Sullivan Entertainment has issued a press release announcing that Kevin Sullivan will write, produce, and direct Anne of Green Gables: A New Beginning, a prequel to their 1985 miniseries. They are launching a search for a new actor to play Anne. The project should be released sometime in 2008. To find out more, visit http://www.sullivanmovies.com/.

It’s not clear whether the movie or miniseries will coincide with the *other* Anne prequel, written by Budge Wilson and scheduled for publication next March by Penguin Canada.

New LMM biography for children

Elizabeth MacLeod, author of L.M. Montgomery: A Writer’s Life, a biography for eight- to twelve-year-olds, has announced that her new biography for beginning readers, Lucy Maud Montgomery (illustrated by John Mantha), will be published in 2008 by Kids Can Press.

We will post further information about this new book as it becomes available.

New Book by Irene Gammel

The following announcement is from the Quill and Quire website:

Key Porter Books publisher Jordan Fenn has acquired Irene Gammel’s non-fiction work Looking for Anne: The Life and Times of Anne of Green Gables. Gammel will show how the international classic came to be written, and what the feisty heroine’s character reveals about author L.M. Montgomery. Publication is scheduled for spring 2008, to coincide with the centenary of Anne’s publication. Hilary McMahon of Westwood Creative Artists arranged the deal.

Six String Nation Guitar and LMM

Yuka got a GOOGLE alert about the Six String Nation Guitar and LMM, and asked me to get more info.

For those of you who don’t know about the guitar (from Six String Nation):

The Six String Nation is a movement to connect people from all regions of Canada through music and by sharing our icons, images and stories.

The Six String Nation guitar is at the heart of the movement. The guitar is made of more than 60 pieces that are significant aspects of history or culture from across the country.

The media kit adds:

PEI – Cavendish Wood from Lucy Maud Montgomery’s family house & post office. Many “Green Gables” pilgrims to PEI confuse the author, Lucy Maud Montgomery, with her fictional “Anne”. Lucy Maud was born on the same day as Winston Churchill and raised by her maternal grandparents, Alexander Marquis Macneill and Lucy Woolner Macneill in Cavendish. They were postmasters of the town. Maud as she was known worked in the office – often intercepting her own publishers rejection notices of her early pre-Anne of Green Gables stories before the town got wind. This is a piece of wood from that house/post office.

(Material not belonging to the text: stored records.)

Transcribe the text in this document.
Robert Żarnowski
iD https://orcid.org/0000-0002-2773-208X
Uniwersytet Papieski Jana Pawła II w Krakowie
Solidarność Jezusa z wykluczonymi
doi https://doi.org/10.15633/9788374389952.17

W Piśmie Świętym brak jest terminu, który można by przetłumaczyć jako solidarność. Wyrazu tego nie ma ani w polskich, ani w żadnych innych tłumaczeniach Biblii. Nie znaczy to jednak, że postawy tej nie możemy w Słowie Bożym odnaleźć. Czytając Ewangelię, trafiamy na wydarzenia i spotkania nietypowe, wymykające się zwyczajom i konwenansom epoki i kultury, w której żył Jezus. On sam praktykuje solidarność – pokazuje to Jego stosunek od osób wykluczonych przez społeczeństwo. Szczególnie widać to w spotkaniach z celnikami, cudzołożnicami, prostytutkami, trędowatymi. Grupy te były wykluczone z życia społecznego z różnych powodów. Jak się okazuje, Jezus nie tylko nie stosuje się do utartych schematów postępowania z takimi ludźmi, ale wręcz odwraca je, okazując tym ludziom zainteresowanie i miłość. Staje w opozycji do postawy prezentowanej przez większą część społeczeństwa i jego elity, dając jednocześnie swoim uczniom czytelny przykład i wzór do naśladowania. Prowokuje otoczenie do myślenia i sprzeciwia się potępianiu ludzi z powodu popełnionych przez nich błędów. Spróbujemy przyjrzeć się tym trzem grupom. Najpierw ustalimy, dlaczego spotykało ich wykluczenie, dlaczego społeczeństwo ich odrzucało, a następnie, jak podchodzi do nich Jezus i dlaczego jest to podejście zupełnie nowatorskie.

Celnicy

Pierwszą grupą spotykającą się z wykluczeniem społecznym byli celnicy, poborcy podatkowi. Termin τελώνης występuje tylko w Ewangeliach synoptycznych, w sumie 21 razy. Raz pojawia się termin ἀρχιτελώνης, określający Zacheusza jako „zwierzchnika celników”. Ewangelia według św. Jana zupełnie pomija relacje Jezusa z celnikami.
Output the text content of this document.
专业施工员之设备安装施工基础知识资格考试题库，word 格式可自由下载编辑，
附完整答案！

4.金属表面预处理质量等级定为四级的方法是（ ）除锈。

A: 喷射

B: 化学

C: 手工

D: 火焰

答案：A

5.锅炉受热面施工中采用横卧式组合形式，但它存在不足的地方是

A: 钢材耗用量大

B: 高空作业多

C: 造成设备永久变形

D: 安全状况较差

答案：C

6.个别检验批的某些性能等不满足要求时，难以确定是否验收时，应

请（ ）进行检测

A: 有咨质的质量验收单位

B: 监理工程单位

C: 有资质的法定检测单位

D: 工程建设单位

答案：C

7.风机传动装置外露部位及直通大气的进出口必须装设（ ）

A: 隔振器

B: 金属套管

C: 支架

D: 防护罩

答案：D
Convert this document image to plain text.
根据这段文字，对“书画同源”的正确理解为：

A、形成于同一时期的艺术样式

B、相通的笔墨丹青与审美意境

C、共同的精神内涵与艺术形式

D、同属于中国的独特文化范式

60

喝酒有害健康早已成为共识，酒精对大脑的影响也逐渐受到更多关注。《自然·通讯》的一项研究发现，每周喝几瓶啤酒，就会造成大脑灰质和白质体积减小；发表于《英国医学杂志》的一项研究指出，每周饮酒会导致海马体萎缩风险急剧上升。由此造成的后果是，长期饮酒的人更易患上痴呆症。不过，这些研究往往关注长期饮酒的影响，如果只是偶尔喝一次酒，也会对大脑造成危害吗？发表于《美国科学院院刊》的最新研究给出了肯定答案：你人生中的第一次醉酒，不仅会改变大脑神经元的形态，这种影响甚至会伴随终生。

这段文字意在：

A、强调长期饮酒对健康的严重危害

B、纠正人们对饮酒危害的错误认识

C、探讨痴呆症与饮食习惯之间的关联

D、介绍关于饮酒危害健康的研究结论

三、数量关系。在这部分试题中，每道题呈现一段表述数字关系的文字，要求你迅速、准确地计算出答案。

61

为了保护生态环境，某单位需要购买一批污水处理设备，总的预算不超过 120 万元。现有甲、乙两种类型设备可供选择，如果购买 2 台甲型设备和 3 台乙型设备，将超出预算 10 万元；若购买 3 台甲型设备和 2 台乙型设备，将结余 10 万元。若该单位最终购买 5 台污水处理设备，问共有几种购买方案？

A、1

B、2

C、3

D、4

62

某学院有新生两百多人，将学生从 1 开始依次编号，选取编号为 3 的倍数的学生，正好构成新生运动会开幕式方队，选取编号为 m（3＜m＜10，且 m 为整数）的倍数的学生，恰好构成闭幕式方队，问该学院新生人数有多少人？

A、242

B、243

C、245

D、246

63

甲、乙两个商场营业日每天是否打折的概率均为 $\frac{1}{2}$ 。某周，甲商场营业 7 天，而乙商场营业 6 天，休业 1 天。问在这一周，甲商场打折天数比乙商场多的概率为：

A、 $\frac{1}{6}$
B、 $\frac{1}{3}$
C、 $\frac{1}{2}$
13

Of course, Yuka wonders where the wood came from, since the house was taken down around 1920:

I had a letter from Cavendish to-day in which the writer said that Uncle John was tearing down the old house. It gave me a nasty pang. yet it might as well be–it was falling into ruin. Yet–that dear, old beloved spot–my old room–to go into nothingness. (Friday April 23, 1920; Selected Journals, Vol. II)

So, it has NOT gone into nothingness after all! Anyone know who might have donated the bit of the house itself?